See, awhile back I wrote about making waves vs. making ripples. Here’s an excerpt:
“When you first start out in racing, or in anything else for that matter, you’re a beginner. From your first job to your first time playing a video game, you generally start out at zero.
And when you work at something new, you start improving. In fact, the harder you work, the more you improve. You go from tiny steps to leaps and bounds.
It’s easy to see this with rookie racers. Most struggle to make their first laps. But after some experience, they start to improve. Once they get the car under them, they quickly shave a large chunk of time off of their laps. Then they finish their first race and begin making passes. When you get a little bit of skill and confidence, you can quickly go from last to, well, not last.
That’s making waves.
But as you get better and better, those huge improvements taper off. You might only shave two seconds off your best lap on a good night. After more experience, it’ll reduce to one. And eventually, when you’ve hit a comfortable stride, your improvement will likely plateau completely.
And that’s when it seems like the sea is calm.
That’s the tipping point for many of us. When it seems like we can’t improve any more, some just accept status quo and maintain.
But if you want to get to the next level, you have to accept that the waves of change are going to start to look like ripples.“
I wrote all that, and then I immediately forgot.
I reached that tipping point in my business the same way that racers do when they are in the thick of the in-between: I felt like I wasn’t making enough progress, and I got defeated.
But this 30 Day Build Your Racing Brand Challenge reminded me of the importance of recognizing progress and celebrating small wins.
Since we started the challenge, I’ve seen quite a few racers take major steps forward in their efforts to build a brand. They’ve grown Twitter followers, talked to new potential marketing partners, attracted new fans and increased their social media engagement. Some have started their first Facebook pages and others have improved their brand image with professional photos and graphics.

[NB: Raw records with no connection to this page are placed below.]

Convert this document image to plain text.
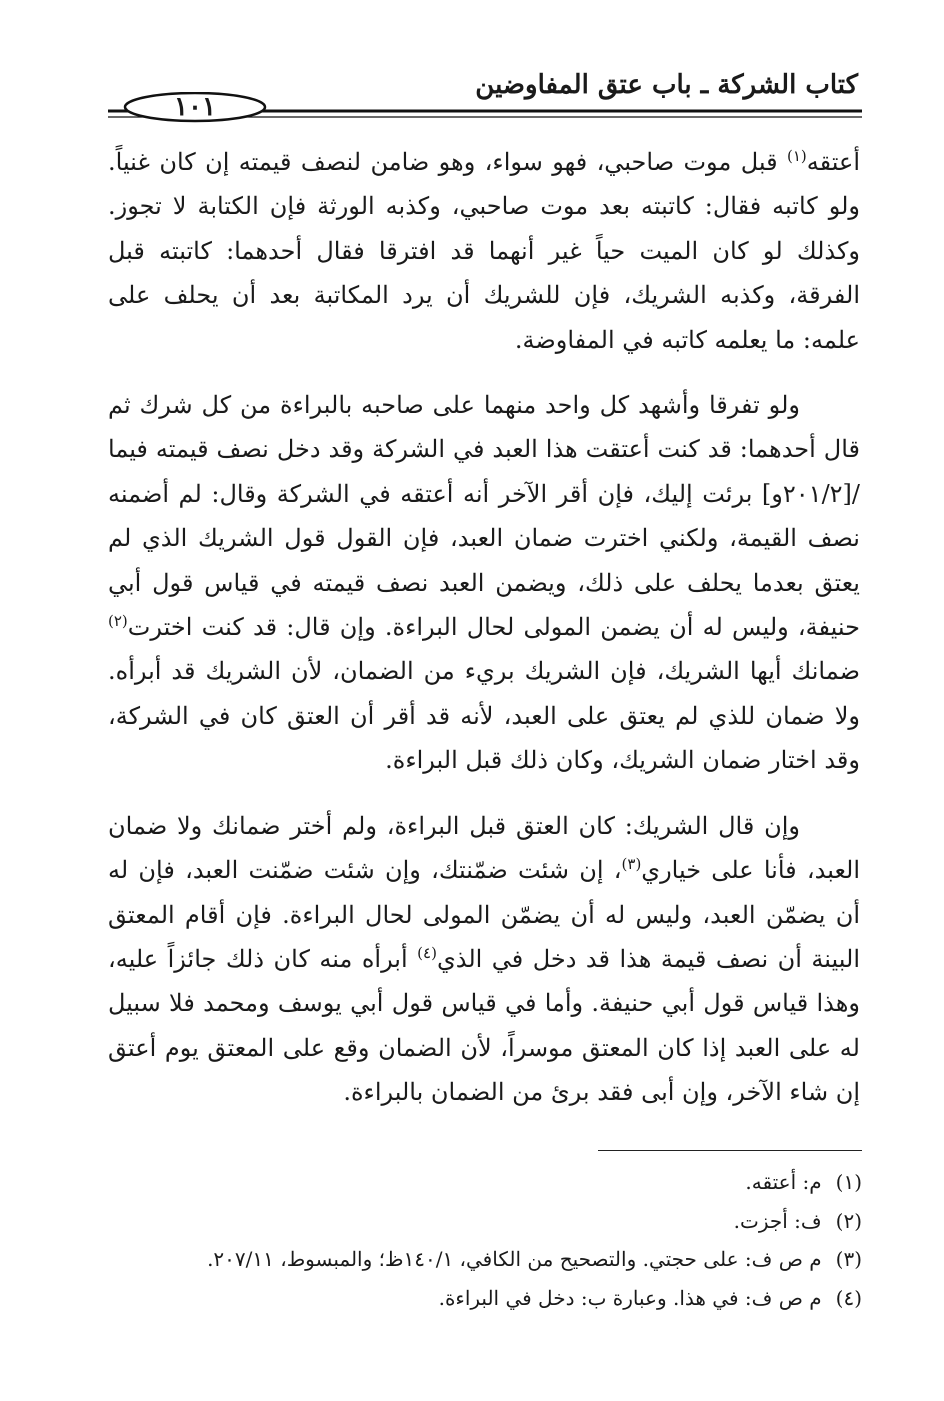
كتاب الشركة ـ باب عتق المفاوضين
١٠١

أعتقه$^{(١)}$ قبل موت صاحبي، فهو سواء، وهو ضامن لنصف قيمته إن كان غنياً. ولو كاتبه فقال: كاتبته بعد موت صاحبي، وكذبه الورثة فإن الكتابة لا تجوز. وكذلك لو كان الميت حياً غير أنهما قد افترقا فقال أحدهما: كاتبته قبل الفرقة، وكذبه الشريك، فإن للشريك أن يرد المكاتبة بعد أن يحلف على علمه: ما يعلمه كاتبه في المفاوضة.

ولو تفرقا وأشهد كل واحد منهما على صاحبه بالبراءة من كل شرك ثم قال أحدهما: قد كنت أعتقت هذا العبد في الشركة وقد دخل نصف قيمته فيما /[٢٠١/٢و] برئت إليك، فإن أقر الآخر أنه أعتقه في الشركة وقال: لم أضمنه نصف القيمة، ولكني اخترت ضمان العبد، فإن القول قول الشريك الذي لم يعتق بعدما يحلف على ذلك، ويضمن العبد نصف قيمته في قياس قول أبي حنيفة، وليس له أن يضمن المولى لحال البراءة. وإن قال: قد كنت اخترت$^{(٢)}$ ضمانك أيها الشريك، فإن الشريك بريء من الضمان، لأن الشريك قد أبرأه. ولا ضمان للذي لم يعتق على العبد، لأنه قد أقر أن العتق كان في الشركة، وقد اختار ضمان الشريك، وكان ذلك قبل البراءة.

وإن قال الشريك: كان العتق قبل البراءة، ولم أختر ضمانك ولا ضمان العبد، فأنا على خياري$^{(٣)}$، إن شئت ضمّنتك، وإن شئت ضمّنت العبد، فإن له أن يضمّن العبد، وليس له أن يضمّن المولى لحال البراءة. فإن أقام المعتق البينة أن نصف قيمة هذا قد دخل في الذي$^{(٤)}$ أبرأه منه كان ذلك جائزاً عليه، وهذا قياس قول أبي حنيفة. وأما في قياس قول أبي يوسف ومحمد فلا سبيل له على العبد إذا كان المعتق موسراً، لأن الضمان وقع على المعتق يوم أعتق إن شاء الآخر، وإن أبى فقد برئ من الضمان بالبراءة.

(١)م: أعتقه.
(٢)ف: أجزت.
(٣)م ص ف: على حجتي. والتصحيح من الكافي، ١٤٠/١ظ؛ والمبسوط، ٢٠٧/١١.
(٤)م ص ف: في هذا. وعبارة ب: دخل في البراءة.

These are all small wins that I got to be a part of.
And I forgot how important that was in my quest to help you turn the racing industry around by packing the stands and selling out your sponsorship programs.
These small wins will snowball over time into bigger opportunities, because that’s what being a brand affords you if you treat that privilege with respect. They might just be the foundation for a big win.
Your emails and messages and posts inside the Sponsorship Success Community and wins helped remind me of that. So let me remind you.
When you and your team are working for something big, it’s easy to get discouraged along the path. Identify the small wins, even if they feel like a step back on paper, that you can shoot for in the meantime.
If you’re moving up to the next level after winning a lot of races (<-close to home right now), consider a goal of qualifying for races in that more competitive series. When you’re comfortable there, shoot for a consistently top-15 car. Your big win at that point might be a top-5 – not out of reach, but not easy.
Set yourself, and your team, up for success by creating small wins that actually matter. And then celebrating when you achieve them.
That’s what will move the needle and keep you motivated all at the same time.